Ain Shams Engineering Journal (Oct 2024)
TPEMLB: A novel two-phase energy minimized load balancing scheme for WSN data collection with successive convex approximation using mobile sink
Abstract
Wireless Sensor Networks (WSNs) an energy consumption is a significant problematic due to the limited power resources of sensor nodes. Mobile Sinks (MS) rise the system's flexibility and convenience of data collection. The important role of Load balancing techniques plays in extending network lifetime by uniformly spreading energy usage between sensor nodes.
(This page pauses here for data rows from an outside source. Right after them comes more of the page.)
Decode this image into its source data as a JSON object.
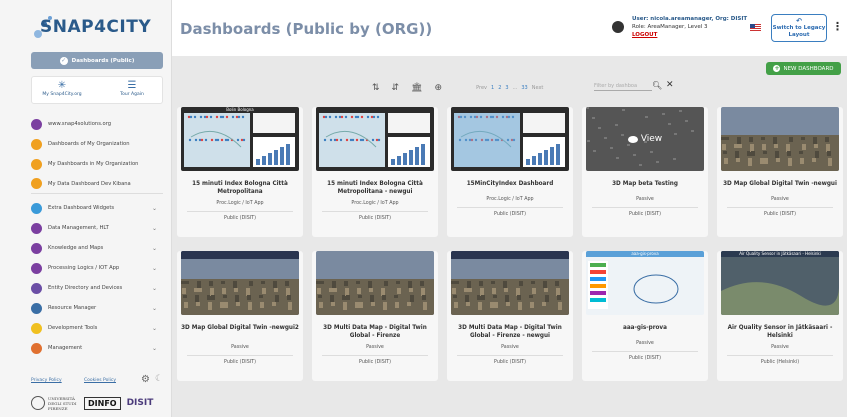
{
  "brand": {
    "name": "SNAP4CITY"
  },
  "header": {
    "title": "Dashboards (Public by (ORG))",
    "user_line": "User: nicola.areamanager, Org: DISIT",
    "role_line": "Role: AreaManager, Level 3",
    "logout": "LOGOUT",
    "legacy_button": "Switch to Legacy Layout"
  },
  "sidebar": {
    "active_button": "Dashboards (Public)",
    "quick": [
      {
        "label": "My Snap4City.org",
        "icon": "snap4city-logo-icon"
      },
      {
        "label": "Tour Again",
        "icon": "tour-icon"
      }
    ],
    "menu": [
      {
        "label": "www.snap4solutions.org",
        "color": "#7b3fa0",
        "chevron": false
      },
      {
        "label": "Dashboards of My Organization",
        "color": "#f0a020",
        "chevron": false
      },
      {
        "label": "My Dashboards in My Organization",
        "color": "#f0a020",
        "chevron": false
      },
      {
        "label": "My Data Dashboard Dev Kibana",
        "color": "#f0a020",
        "chevron": false
      },
      {
        "label": "Extra Dashboard Widgets",
        "color": "#3a9ad9",
        "chevron": true
      },
      {
        "label": "Data Management, HLT",
        "color": "#7b3fa0",
        "chevron": true
      },
      {
        "label": "Knowledge and Maps",
        "color": "#7b3fa0",
        "chevron": true
      },
      {
        "label": "Processing Logics / IOT App",
        "color": "#7b3fa0",
        "chevron": true
      },
      {
        "label": "Entity Directory and Devices",
        "color": "#6b4ea5",
        "chevron": true
      },
      {
        "label": "Resource Manager",
        "color": "#3a6ea5",
        "chevron": true
      },
      {
        "label": "Development Tools",
        "color": "#f0c020",
        "chevron": true
      },
      {
        "label": "Management",
        "color": "#e07030",
        "chevron": true
      }
    ],
    "privacy": "Privacy Policy",
    "cookies": "Cookies Policy",
    "footer": {
      "unifi": "UNIVERSITÀ DEGLI STUDI FIRENZE",
      "dinfo": "DINFO",
      "disit": "DISIT"
    }
  },
  "main": {
    "new_dashboard": "NEW DASHBOARD",
    "pager": {
      "prev": "Prev",
      "pages": [
        "1",
        "2",
        "3",
        "...",
        "33"
      ],
      "next": "Next"
    },
    "filter_placeholder": "Filter by dashboa",
    "cards": [
      {
        "title": "15 minuti Index Bologna Città Metropolitana",
        "type": "Proc.Logic / IoT App",
        "org": "Public (DISIT)",
        "thumb": "map",
        "thumb_title": "Bolin Bologna"
      },
      {
        "title": "15 minuti Index Bologna Città Metropolitana - newgui",
        "type": "Proc.Logic / IoT App",
        "org": "Public (DISIT)",
        "thumb": "map2",
        "thumb_title": ""
      },
      {
        "title": "15MinCityIndex Dashboard",
        "type": "Proc.Logic / IoT App",
        "org": "Public (DISIT)",
        "thumb": "map3",
        "thumb_title": ""
      },
      {
        "title": "3D Map beta Testing",
        "type": "Passive",
        "org": "Public (DISIT)",
        "thumb": "dark",
        "thumb_title": "",
        "overlay": "View"
      },
      {
        "title": "3D Map Global Digital Twin -newgui",
        "type": "Passive",
        "org": "Public (DISIT)",
        "thumb": "city",
        "thumb_title": ""
      },
      {
        "title": "3D Map Global Digital Twin -newgui2",
        "type": "Passive",
        "org": "Public (DISIT)",
        "thumb": "city2",
        "thumb_title": ""
      },
      {
        "title": "3D Multi Data Map - Digital Twin Global - Firenze",
        "type": "Passive",
        "org": "Public (DISIT)",
        "thumb": "city3",
        "thumb_title": ""
      },
      {
        "title": "3D Multi Data Map - Digital Twin Global - Firenze - newgui",
        "type": "Passive",
        "org": "Public (DISIT)",
        "thumb": "city4",
        "thumb_title": ""
      },
      {
        "title": "aaa-gis-prova",
        "type": "Passive",
        "org": "Public (DISIT)",
        "thumb": "gis",
        "thumb_title": "aaa-gis-prova"
      },
      {
        "title": "Air Quality Sensor in Jätkäsaari - Helsinki",
        "type": "Passive",
        "org": "Public (Helsinki)",
        "thumb": "sat",
        "thumb_title": "Air Quality Sensor in Jätkäsaari - Helsinki"
      }
    ]
  }
}
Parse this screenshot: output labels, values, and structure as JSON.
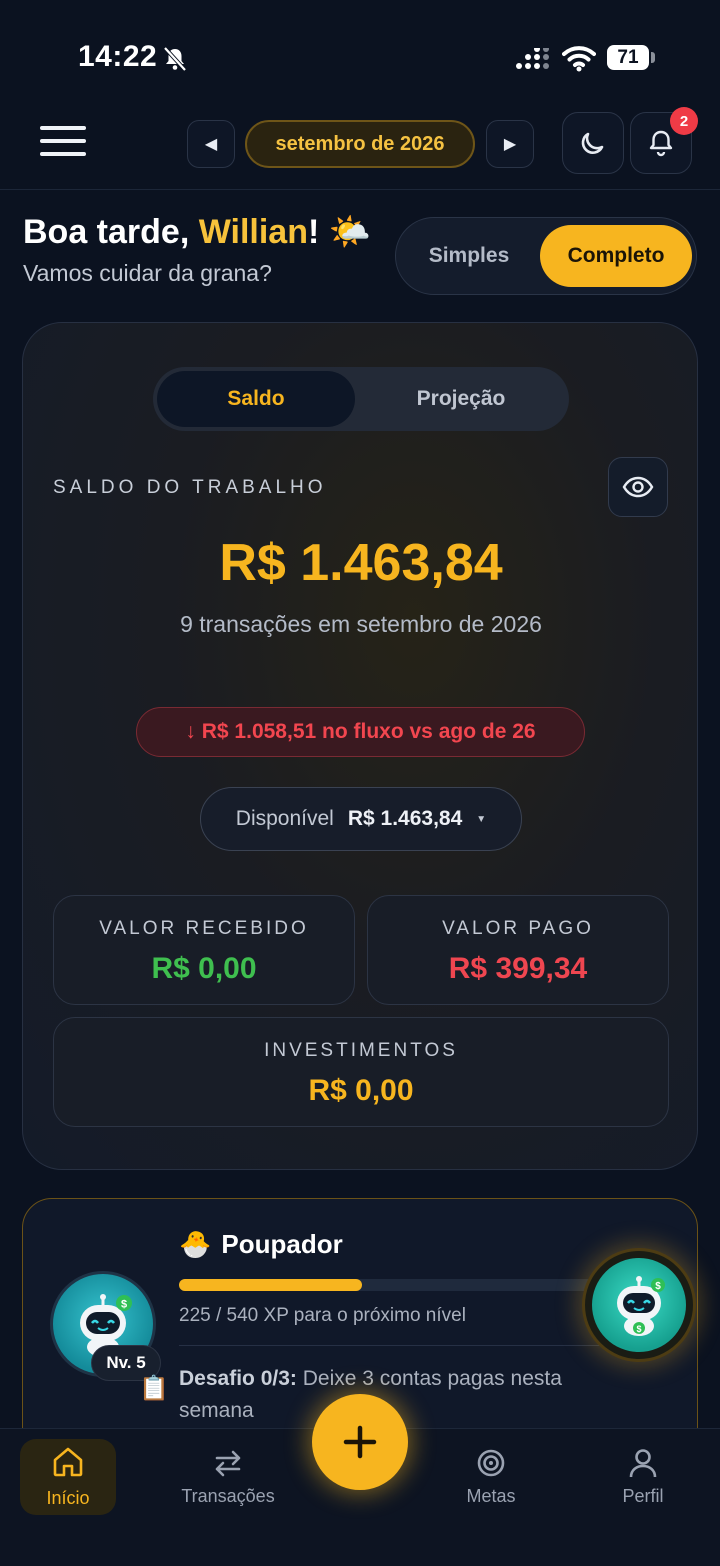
{
  "status_bar": {
    "time": "14:22",
    "battery": "71"
  },
  "header": {
    "month_label": "setembro de 2026",
    "notifications_count": "2",
    "icons": {
      "menu": "hamburger-menu-icon",
      "prev": "chevron-left-icon",
      "next": "chevron-right-icon",
      "theme": "moon-icon",
      "notifications": "bell-icon"
    }
  },
  "greeting": {
    "hello": "Boa tarde, ",
    "name": "Willian",
    "exclaim": "!",
    "emoji": "🌤️",
    "subtitle": "Vamos cuidar da grana?"
  },
  "mode_toggle": {
    "simple": "Simples",
    "complete": "Completo",
    "selected": "Completo"
  },
  "balance_card": {
    "tabs": {
      "saldo": "Saldo",
      "projecao": "Projeção",
      "selected": "Saldo"
    },
    "label": "SALDO DO TRABALHO",
    "balance": "R$ 1.463,84",
    "transactions_text": "9 transações em setembro de 2026",
    "flow_text": "↓ R$ 1.058,51 no fluxo vs ago de 26",
    "available_label": "Disponível",
    "available_value": "R$ 1.463,84",
    "available_caret": "▼",
    "received": {
      "title": "VALOR RECEBIDO",
      "value": "R$ 0,00",
      "color": "#3fbf4f"
    },
    "paid": {
      "title": "VALOR PAGO",
      "value": "R$ 399,34",
      "color": "#ef4650"
    },
    "investments": {
      "title": "INVESTIMENTOS",
      "value": "R$ 0,00",
      "color": "#f7b51f"
    }
  },
  "level_card": {
    "emoji": "🐣",
    "title": "Poupador",
    "xp_current": 225,
    "xp_total": 540,
    "xp_text": "225 / 540 XP para o próximo nível",
    "level_badge": "Nv. 5",
    "challenge_icon": "📋",
    "challenge_title": "Desafio 0/3:",
    "challenge_text": " Deixe 3 contas pagas nesta semana"
  },
  "nav": {
    "items": [
      {
        "label": "Início",
        "icon": "home-icon",
        "active": true
      },
      {
        "label": "Transações",
        "icon": "swap-arrows-icon",
        "active": false
      },
      {
        "label": "Metas",
        "icon": "target-icon",
        "active": false
      },
      {
        "label": "Perfil",
        "icon": "user-icon",
        "active": false
      }
    ],
    "fab_icon": "plus-icon"
  },
  "colors": {
    "accent": "#f7b51f",
    "background": "#0b1220",
    "negative": "#ef4650",
    "positive": "#3fbf4f"
  }
}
WSN Data Collection for Two-Phase Energy Minimized Load Balancing Scheme (TPEMLB) with Sequential Convex Approximation (SCA), the use of a movable sink, is discovered in this research. The MS collects data from nearby sensors called as sub-sinks along a path as it moves. Data collection throughput is enhanced through efficient data distribution among sub-sinks and a data collection schedule. Geometric programming and SCA methods make an algorithm with guaranteed convergence to meet the problematic task. This research employs a SCA method to discover the best locations for sensor nodes while keeping energy restrictions in mind. Using a series of convex optimization difficulties, this technique repeatedly estimates the optimal sensor node positions that minimize energy consumption while ensuring sufficient coverage of the target region. In the second stage, incorporate a mobile drain that traverses the network intelligently to collect data from sensor nodes. The technique considers sensor node energy levels, data collection rates, and distance from the receptacle to balance network traffic and decrease energy consumption. Subsequently, the proposed model TPEMLB has a higher deployment success rate and efficiency, a more extended network lifetime, lower energy consumption, and better load balancing, and is the preferred solution for the unique challenge.